# Who's supposed to install the whip??



## Mike.GCOC (Mar 3, 2007)

Normally, I do both my own electric and HVAC on my jobsites, but on this one job there was already an HVAC contractor hired- okay, no problem. So, I bring out the electric on a split system to both inside and outside units and end off with the disconnect boxes close by where the units will be located and go on about my business. After, the HVAC is "completed" the contractor tells me to have the electrician come back out and install the whips. HUH?- don't HVAC contractors do their own whips? It was no big deal for me to put them on, but I was just wondering.


----------



## mickeyco (May 13, 2006)

If you're in an area that requires an electrician's license I would say an electrician is required unless the HVAC Tech has an electrician's license. Having just run in to this problem myself, the HVAC guy did it, I had to redo it, I'd prefer an electrician do it. If there are no license issues then I guess it's between the two parties to decide. I would think this would be decided long before hand and include in the quote.


----------



## FemaleAstarCO (Jan 25, 2007)

Hi in the 6 counties I hold Licenses in Colorado we (HVAC) are not allowed to touch any of the electrical except to connect the whip. It used to different but I guess they changed it. Too many fried HVAC people


----------



## mdshunk (Mar 13, 2005)

In the jurisdictions where I operate where electricians are licensed, there is no exception that would permit an unlicensed person to do the final termination of equipment. This is normally overlooked, and I understand why that happens. I'm certainly not going to rush right over someplace to hook up a whip just because the HVAC guy finished up and wants to test his equipment. That said, I have seen some excellent final terminations by HVAC people, and some really bad one's. I generally try to look them over, if I remember.


----------



## Mike.GCOC (Mar 3, 2007)

I seem to recall something in the Calif. license exam about "incidental work" where trades can do minor work in other trades where they cross-over. For example: an electrician can do drywall patching where he needs to (not that he wants to) etc.
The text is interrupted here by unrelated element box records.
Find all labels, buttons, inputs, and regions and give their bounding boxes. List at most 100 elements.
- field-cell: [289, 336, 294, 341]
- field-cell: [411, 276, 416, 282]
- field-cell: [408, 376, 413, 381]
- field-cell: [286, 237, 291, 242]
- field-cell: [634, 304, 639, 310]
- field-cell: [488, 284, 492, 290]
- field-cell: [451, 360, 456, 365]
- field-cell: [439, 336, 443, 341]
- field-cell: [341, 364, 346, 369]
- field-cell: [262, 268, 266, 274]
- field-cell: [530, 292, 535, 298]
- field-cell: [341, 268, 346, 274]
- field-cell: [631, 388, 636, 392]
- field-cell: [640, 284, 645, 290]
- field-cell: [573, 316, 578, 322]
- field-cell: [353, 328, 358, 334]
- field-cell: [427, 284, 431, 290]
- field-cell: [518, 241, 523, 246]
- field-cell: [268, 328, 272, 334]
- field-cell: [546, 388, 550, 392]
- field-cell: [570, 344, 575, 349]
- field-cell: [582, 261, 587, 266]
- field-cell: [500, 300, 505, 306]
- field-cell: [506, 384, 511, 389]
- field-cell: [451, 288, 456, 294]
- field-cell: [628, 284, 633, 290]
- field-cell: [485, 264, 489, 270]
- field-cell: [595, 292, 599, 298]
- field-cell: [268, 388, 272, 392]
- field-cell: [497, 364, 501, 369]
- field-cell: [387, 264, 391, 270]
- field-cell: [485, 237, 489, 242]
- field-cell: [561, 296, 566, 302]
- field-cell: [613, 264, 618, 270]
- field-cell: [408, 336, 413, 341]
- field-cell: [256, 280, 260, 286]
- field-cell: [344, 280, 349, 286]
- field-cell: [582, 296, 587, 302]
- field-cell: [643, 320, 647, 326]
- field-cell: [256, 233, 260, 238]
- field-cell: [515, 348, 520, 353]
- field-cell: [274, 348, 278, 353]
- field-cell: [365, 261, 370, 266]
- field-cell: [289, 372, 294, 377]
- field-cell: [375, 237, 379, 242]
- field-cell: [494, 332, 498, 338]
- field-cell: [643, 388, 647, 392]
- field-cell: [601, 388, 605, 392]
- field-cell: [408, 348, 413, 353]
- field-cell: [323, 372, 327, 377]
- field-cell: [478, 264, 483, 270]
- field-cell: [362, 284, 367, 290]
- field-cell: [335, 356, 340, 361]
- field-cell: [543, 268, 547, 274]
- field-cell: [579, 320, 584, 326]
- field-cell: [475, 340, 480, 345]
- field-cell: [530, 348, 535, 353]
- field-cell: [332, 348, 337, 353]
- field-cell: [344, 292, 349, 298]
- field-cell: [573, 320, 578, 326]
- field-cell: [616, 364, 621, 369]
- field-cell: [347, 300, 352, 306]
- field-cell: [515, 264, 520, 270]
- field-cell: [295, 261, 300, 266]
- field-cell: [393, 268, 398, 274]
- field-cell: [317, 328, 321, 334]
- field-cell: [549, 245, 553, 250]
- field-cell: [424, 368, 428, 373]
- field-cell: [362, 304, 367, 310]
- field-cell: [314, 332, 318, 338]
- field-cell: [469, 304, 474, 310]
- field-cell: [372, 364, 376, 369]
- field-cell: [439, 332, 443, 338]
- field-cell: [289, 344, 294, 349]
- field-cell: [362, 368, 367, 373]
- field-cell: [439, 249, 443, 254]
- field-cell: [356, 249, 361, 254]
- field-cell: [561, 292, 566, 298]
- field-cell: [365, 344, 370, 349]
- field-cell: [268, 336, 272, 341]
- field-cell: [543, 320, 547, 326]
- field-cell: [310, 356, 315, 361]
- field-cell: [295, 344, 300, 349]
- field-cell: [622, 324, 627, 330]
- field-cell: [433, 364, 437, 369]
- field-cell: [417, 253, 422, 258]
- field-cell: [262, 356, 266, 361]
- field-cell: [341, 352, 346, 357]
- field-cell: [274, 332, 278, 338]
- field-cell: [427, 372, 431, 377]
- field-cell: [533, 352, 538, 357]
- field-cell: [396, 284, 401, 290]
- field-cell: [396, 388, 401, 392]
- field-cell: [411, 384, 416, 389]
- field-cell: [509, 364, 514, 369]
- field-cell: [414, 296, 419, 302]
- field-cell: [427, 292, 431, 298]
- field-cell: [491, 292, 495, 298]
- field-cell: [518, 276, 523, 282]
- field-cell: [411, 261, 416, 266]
Also, when I go to the HVAC wholesale house I see a variety of whips on display, I guess I just assumed HVAC would want to run the system, check the pressures, get paid and get out and not have to come back later.


----------



## thom (Nov 3, 2006)

On my work I always do the whip (I'm the electrician). The HVAC guys provide and install the thermostat, including connections. The whip for the compressor and the pigtail for the furnace are mine. Sometimes the HVAC guys run the t-stat wire, sometimes not. They are in and out first on the rough so if they didn't do it, I do.


----------



## hf05 (Mar 14, 2006)

hi thom.sounds like u do alot of new contruction.on those sites everybody wants to do as least as possible.i would say the hvac guy is responsible to start up that unit .start to finish.i live in toronto and any cooling job u get when u leave the customer has cooling.having said that u do require a 40$ permit to hook up the 220v,providing u have the proper certs.


----------



## Buckeyetech (Mar 24, 2007)

Depends on the state. In Ohio, the installers can do it.

Buckeyetech


----------



## AIRON (Apr 9, 2007)

Electrician first. and disconnect has to be within 6 feet of unit

Qualified tech in many places can run power from the disconnect within 6 feet. Local codes win.


----------